Zodra uw query in de Power Query-editor terechtkomt, moet alleen de bronstap worden weergegeven in het deelvenster Toegepaste stappen. Deze stap bevat een tabel met alle beschikbare objecten in uw database, vergelijkbaar met de manier waarop ze werden weergegeven in het navigatorvenster.
De functie Value.NativeQuery gebruiken
Het doel van dit proces is het uitvoeren van de volgende SQL-code en het toepassen van meer transformaties met Power Query die weer naar de bron kunnen worden gevouwen.
SELECT DepartmentID, Name FROM HumanResources.Department WHERE GroupName = 'Research and Development'
De eerste stap was het definiëren van het juiste doel, in dit geval de database waarin de SQL-code wordt uitgevoerd.
Zodra een stap het juiste doel heeft, kunt u die stap selecteren( in dit geval bron in toegepaste stappen) en vervolgens de fx-knop in de formulebalk selecteren om een aangepaste stap toe te voegen. Vervang in dit voorbeeld de Source formule door de volgende formule:
Value.NativeQuery(Source, "SELECT DepartmentID, Name FROM HumanResources.Department WHERE GroupName = 'Research and Development' ", null, [EnableFolding = true])

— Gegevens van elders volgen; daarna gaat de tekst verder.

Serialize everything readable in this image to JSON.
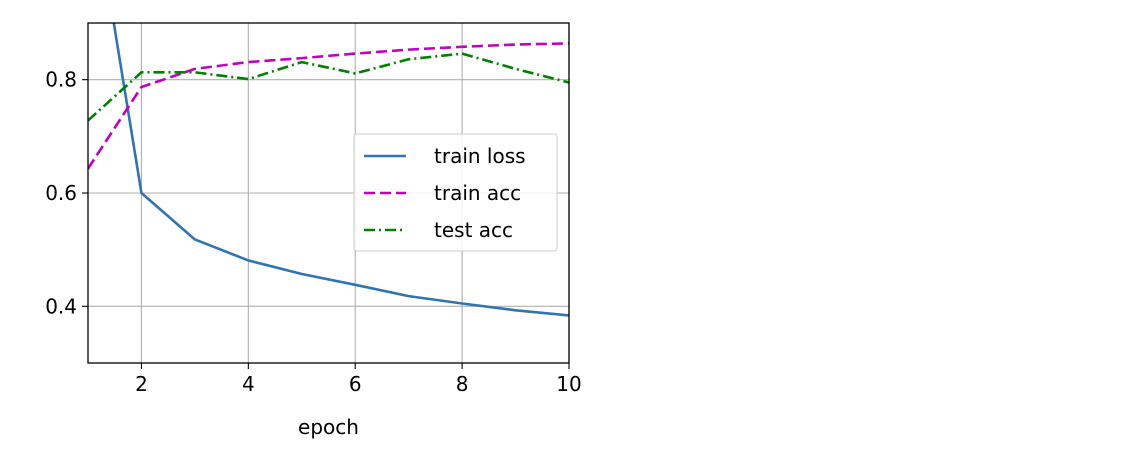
{
  "chart_data": {
    "type": "line",
    "title": "",
    "xlabel": "epoch",
    "ylabel": "",
    "xlim": [
      1,
      10
    ],
    "ylim": [
      0.3,
      0.9
    ],
    "xticks": [
      2,
      4,
      6,
      8,
      10
    ],
    "yticks": [
      0.4,
      0.6,
      0.8
    ],
    "xtick_labels": [
      "2",
      "4",
      "6",
      "8",
      "10"
    ],
    "ytick_labels": [
      "0.4",
      "0.6",
      "0.8"
    ],
    "grid": true,
    "legend_position": "center-right",
    "series": [
      {
        "name": "train loss",
        "color": "#3274b0",
        "dash": "solid",
        "x": [
          1,
          2,
          3,
          4,
          5,
          6,
          7,
          8,
          9,
          10
        ],
        "y": [
          1.18,
          0.6,
          0.518,
          0.481,
          0.457,
          0.438,
          0.418,
          0.405,
          0.393,
          0.384
        ]
      },
      {
        "name": "train acc",
        "color": "#bf00bf",
        "dash": "dashed",
        "x": [
          1,
          2,
          3,
          4,
          5,
          6,
          7,
          8,
          9,
          10
        ],
        "y": [
          0.643,
          0.787,
          0.819,
          0.831,
          0.838,
          0.846,
          0.853,
          0.858,
          0.862,
          0.864
        ]
      },
      {
        "name": "test acc",
        "color": "#008000",
        "dash": "dashdot",
        "x": [
          1,
          2,
          3,
          4,
          5,
          6,
          7,
          8,
          9,
          10
        ],
        "y": [
          0.728,
          0.813,
          0.813,
          0.801,
          0.831,
          0.811,
          0.836,
          0.846,
          0.819,
          0.795
        ]
      }
    ]
  }
}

Het belangrijkste onderdeel van deze formule is het gebruik van de optionele record voor de vierde parameter van de functie waarvoor het veld EnableFolding-record is ingesteld op true.
Opmerking
Meer informatie over de functie Value.NativeQuery vindt u in het officiële documentatieartikel.
Nadat u de formule hebt ingevoerd, verschijnt er een waarschuwing die aangeeft dat u systeemeigen query's moet inschakelen om te kunnen worden uitgevoerd voor uw specifieke stap. Selecteer Doorgaan om deze stap te evalueren.
Deze SQL-instructie levert een tabel met slechts drie rijen en twee kolommen op.
Testen van query folding
Als u wilt testen of er query folding optreedt in uw query, kunt u proberen een filter toe te passen op een van uw kolommen en controleren of de query folding-indicator in de sectie Toegepaste stappen de stap als gevouwen weergeeft. In dit geval kunt u de kolom DepartmentID filteren op waarden die niet gelijk zijn aan twee.
Nadat u dit filter hebt toegevoegd, kunt u controleren of de indicatoren voor query folding nog steeds aangeven dat query folding plaatsvindt in deze nieuwe stap.
Als u verder wilt valideren welke query naar de gegevensbron wordt verzonden, kunt u de stap gefilterde rijen selecteren en vasthouden (of erop klikken met de rechtermuisknop) en de optie Queryplan weergeven selecteren om het queryplan voor die stap te controleren.
In de queryplanweergave ziet u dat er een knooppunt met de naam Value.NativeQuery is dat een hyperlink Details bekijken heeft. U kunt deze hyperlink selecteren om de exacte query weer te geven die naar de SQL Server-database wordt verzonden.
De native query wordt ingebed in een andere SELECT-instructie om een subquery van het origineel te maken. Power Query doet het beste om de meest optimale query te maken op basis van de gebruikte transformaties en de systeemeigen query.
Aanbeveling
Voor scenario's waarin u fouten krijgt omdat het vouwen van query's niet mogelijk was, raden we u aan om uw stappen te valideren als een subquery van uw oorspronkelijke systeemeigen query om te controleren of er syntaxis- of contextconflicten kunnen zijn.